José Santos Valdés Martinez

Personal information
- Nationality: Mexico
- Born: 1 August 1997 (age 28) Saltillo, Mexico
- Height: 1.65 m (5 ft 5 in)
- Weight: 65 kg (143 lb)

Sport
- Sport: Shooting
- Event: 10 m air rifle (AR60)
- Club: Club Cinegetico a tiro de Coahuila

Medal record
Men's shooting
Representing Mexico
Summer Youth Olympics
| Silver medal – second place | 2014 Nanjing | 10m Air Rifle MixedNOC |

= José Santos Valdés =

Mexican sport shooter

José Santos Valdés Martinez (born August 1, 1997, in Saltillo, Mexico) is a Mexican sport shooter.
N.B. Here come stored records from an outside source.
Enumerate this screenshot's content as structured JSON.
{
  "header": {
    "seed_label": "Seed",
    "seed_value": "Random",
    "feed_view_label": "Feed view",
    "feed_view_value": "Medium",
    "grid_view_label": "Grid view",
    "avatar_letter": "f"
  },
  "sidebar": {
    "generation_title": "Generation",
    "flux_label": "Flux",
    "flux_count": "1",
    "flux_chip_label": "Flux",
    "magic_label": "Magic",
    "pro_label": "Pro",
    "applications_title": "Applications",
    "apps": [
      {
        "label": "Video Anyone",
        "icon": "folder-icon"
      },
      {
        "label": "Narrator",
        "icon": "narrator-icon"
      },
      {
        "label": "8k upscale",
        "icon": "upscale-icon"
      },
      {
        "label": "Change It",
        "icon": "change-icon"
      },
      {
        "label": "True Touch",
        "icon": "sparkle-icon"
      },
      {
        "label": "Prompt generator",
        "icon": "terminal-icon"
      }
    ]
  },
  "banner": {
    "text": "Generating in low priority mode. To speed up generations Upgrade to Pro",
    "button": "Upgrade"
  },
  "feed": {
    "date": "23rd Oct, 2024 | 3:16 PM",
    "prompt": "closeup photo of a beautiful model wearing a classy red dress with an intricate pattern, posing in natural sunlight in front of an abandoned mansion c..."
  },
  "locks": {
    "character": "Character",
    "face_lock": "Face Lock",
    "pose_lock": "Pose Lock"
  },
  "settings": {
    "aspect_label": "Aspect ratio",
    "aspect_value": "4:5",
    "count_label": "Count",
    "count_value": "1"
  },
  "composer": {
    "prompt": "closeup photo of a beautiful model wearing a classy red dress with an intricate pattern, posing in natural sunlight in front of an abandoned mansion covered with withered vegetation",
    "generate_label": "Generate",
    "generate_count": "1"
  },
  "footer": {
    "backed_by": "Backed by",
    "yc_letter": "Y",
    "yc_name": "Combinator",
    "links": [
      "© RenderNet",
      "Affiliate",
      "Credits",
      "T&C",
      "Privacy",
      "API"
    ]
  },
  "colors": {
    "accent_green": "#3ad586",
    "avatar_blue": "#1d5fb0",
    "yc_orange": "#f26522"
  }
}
He won the silver medal in the 2014 Summer Youth Olympics in the 10 meters Air Rifle 10m Air Rifle Mixed International Teams (Mixed-NOC) event.

==Career==
Valdés participated in the 2014 ISSF World Cup, held at Fort Benning, where he claimed the 2nd place in the 10m Air Rifle Men Youth event. He scored 199.3 points.

He won a quota to participate in the 2014 Summer Youth Olympics after ending second in an American Continental YOG Qualification competition (2014 ISSF World Cup). There he claimed the precious silver medal in the 10m Air Rifle Mixed International Teams (Mixed-NOC) event, which he partnered with Fernanda Russo from Argentina.